Don Octavio López vive en la tercera calle de Santiago, que ahora se llama de General Cepeda, en la casa donde ahora está el bello Hotel Posada San Miguel. Su casa es grande, con patio, traspatio y corral. Grande es el corral también. En él don Octavio tiene una decena de vacas lecheras que alimenta con alfalfa, y cuya leche vende al vecindario. La alfalfa se la lleva un hombre en un carro tirado por un caballo viejo. El hombre, viejo también, va dormido siempre en el pescante.

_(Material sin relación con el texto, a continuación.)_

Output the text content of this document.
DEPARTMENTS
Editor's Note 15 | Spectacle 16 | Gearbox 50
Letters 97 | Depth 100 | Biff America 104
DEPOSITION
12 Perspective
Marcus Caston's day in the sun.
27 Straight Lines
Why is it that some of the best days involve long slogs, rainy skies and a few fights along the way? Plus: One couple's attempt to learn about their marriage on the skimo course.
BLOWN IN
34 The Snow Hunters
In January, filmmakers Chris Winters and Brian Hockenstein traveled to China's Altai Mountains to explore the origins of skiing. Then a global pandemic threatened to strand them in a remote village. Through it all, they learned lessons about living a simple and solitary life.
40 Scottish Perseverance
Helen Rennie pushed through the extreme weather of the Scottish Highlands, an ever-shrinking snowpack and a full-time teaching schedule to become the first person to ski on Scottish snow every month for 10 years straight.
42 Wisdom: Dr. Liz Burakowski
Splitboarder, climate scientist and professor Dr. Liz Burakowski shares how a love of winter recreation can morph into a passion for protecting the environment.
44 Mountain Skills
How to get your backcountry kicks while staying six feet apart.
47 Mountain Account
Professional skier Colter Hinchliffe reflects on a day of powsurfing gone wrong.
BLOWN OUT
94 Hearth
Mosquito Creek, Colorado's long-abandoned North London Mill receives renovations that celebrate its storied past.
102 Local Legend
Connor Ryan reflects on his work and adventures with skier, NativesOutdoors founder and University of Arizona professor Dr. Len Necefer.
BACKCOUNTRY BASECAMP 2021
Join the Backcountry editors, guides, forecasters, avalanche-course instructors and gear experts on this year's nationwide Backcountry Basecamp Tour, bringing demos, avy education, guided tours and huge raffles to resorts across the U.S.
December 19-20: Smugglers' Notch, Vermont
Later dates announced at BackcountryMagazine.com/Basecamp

Cuando llega a la casa de don Octavio el caballo se detiene. Despierta el hombre y se pone a descargar la alfalfa. Entonces el caballo se duerme. Cuando el hombre acaba su tarea vuelve a subir al carromato y se duerme otra vez. Entonces el caballo despierta y prosigue la marcha.

Don Octavio López tiene dos hijas y un hijo. El hijo se llama Octavio, como él. Es un joven enteco y enfermizo. Padece un asma que no lo deja respirar y que de día y de noche lo atosiga. Por eso lleva consigo siempre un pequeño frasco lleno de un líquido medicinal. El frasco tiene adosado un globo de hule que cuando se le oprime hace salir un rocío que calma la asfixiante tos de Octavio hijo. Este muchacho nunca se va a casar: morirá célibe, como sus dos hermanas.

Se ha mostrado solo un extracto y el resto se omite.